Les transactions sur les bons du Trésor à 10 ans, d'une valeur de 30,5 milliards de dollars, n'ont pas pu être réglées au cours de la semaine se terminant le 10 décembre, soit le volume le plus élevé de défauts de livraison depuis décembre 2017, selon les données publiées vendredi par la Réserve fédérale de New York.
Ce désordre est lié à la réduction du portefeuille obligataire de la Réserve fédérale, un plan de resserrement monétaire en vigueur depuis mi-2022. Et oui, cela provoque des dysfonctionnements.
transactions ratées concernaient les obligations du Trésor à 10 ans les plus récemment émises. Ce lot précis provenait d'une adjudication de 42 milliards de dollars qui s'est tenue le 12 novembre. Les taux d'intérêt pour le prêt de ces titres se sont effondrés si brutalement que certains détenteurs ont accepté de les prêter à des taux négatifs, c'est-à-dire qu'ils les ont cédées à un prix inférieur à celui auquel elles avaient été restituées. Dans ce type d'opération de pension, les échecs de règlement sont quasi systématiques. C'est précisément ce qui s'est produit.
La Fed a réduit l'offre sur le marché lors des dernières ventes aux enchères
Avant la réouverture de ce même titre le 15 décembre, les opérateurs anticipaient une augmentation de l'offre pour atténuer les tensions. Or, cela ne s'est pas produit. Au lieu du soulagement habituel du marché, la réouverture a entraîné une pénurie marquée. Il ne s'agissait pas de la situation de taux « spéciale » habituelle que l'on observe parfois dans les accords de rachat. Cette fois-ci, la situation était pire. Et la Réserve fédérale en est une fois de plus responsable.

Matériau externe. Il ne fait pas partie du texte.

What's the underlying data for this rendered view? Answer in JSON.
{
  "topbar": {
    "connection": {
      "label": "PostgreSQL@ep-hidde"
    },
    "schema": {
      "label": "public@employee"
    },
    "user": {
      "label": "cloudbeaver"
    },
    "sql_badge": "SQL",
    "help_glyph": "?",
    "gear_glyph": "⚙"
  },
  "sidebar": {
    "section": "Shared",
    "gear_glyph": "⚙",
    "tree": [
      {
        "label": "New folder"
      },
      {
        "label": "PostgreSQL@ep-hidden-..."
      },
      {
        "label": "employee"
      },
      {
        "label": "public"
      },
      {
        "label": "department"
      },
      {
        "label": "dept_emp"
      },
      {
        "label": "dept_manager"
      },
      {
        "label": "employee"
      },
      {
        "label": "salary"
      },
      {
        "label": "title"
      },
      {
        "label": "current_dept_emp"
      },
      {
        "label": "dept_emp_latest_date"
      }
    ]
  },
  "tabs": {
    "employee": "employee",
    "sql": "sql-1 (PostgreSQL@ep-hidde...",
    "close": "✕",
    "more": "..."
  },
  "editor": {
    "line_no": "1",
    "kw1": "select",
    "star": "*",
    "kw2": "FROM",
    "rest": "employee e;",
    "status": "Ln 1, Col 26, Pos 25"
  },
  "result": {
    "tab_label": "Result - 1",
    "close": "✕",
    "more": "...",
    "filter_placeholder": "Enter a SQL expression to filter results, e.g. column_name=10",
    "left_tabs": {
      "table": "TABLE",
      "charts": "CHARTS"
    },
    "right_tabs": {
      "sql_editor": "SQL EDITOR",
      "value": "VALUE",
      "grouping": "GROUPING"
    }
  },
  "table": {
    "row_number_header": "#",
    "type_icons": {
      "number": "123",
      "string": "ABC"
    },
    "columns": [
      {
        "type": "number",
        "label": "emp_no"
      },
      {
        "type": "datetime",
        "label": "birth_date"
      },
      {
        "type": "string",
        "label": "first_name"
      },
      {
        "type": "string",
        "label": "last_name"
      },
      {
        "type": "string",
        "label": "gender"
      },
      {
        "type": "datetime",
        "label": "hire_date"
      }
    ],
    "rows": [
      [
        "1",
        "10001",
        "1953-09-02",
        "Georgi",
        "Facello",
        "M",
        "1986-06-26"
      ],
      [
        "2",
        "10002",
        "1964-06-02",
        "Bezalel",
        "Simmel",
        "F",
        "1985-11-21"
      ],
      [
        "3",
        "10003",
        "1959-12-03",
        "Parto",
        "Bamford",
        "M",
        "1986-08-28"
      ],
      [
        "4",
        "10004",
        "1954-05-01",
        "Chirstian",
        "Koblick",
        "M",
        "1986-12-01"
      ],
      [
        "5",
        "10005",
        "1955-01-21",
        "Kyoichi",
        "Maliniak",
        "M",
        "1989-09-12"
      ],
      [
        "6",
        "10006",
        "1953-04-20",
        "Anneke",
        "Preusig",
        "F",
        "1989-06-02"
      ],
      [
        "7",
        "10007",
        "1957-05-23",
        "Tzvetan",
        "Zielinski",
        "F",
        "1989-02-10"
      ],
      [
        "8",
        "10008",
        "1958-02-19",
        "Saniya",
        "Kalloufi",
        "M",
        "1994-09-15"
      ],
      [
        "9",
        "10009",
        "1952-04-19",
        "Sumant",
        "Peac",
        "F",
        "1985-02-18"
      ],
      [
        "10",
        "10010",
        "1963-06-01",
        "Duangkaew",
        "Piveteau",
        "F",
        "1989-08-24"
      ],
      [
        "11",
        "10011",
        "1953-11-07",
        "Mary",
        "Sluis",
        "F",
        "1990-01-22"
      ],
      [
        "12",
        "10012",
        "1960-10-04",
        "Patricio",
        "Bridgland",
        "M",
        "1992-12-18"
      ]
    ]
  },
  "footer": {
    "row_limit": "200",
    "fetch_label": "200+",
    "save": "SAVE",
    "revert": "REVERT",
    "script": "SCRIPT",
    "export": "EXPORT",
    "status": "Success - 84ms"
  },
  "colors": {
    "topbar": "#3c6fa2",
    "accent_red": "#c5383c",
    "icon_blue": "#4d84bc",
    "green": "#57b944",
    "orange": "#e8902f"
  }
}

Lors de cette adjudication de novembre, la Fed n'a acquis que 6,5 milliards de dollars de titres pour ses propres comptes. C'est bien moins que d'habitude. En février, elle avait ajouté 11,5 milliards de dollars à une vente d'un montant similaire. En mai, elle en avait acquis 14,8 milliards et en août, 14,3 milliards. Alors, qu'est-ce qui a changé ?
Voici ce qui a changé : les avoirs de la Fed en bons du Trésor arrivant à échéance ont fortement diminué. Son compte SOMA (System Open Market Account) ne comptait que 22 milliards de dollars arrivant à échéance le 15 novembre, contre 45 à 49 milliards de dollars lors des cycles précédents. Et comme la Fed ne réinvestit que les bons du Trésor arrivant à échéance au-delà d’un certain plafond, le montant qu’elle a réinvesti a également diminué.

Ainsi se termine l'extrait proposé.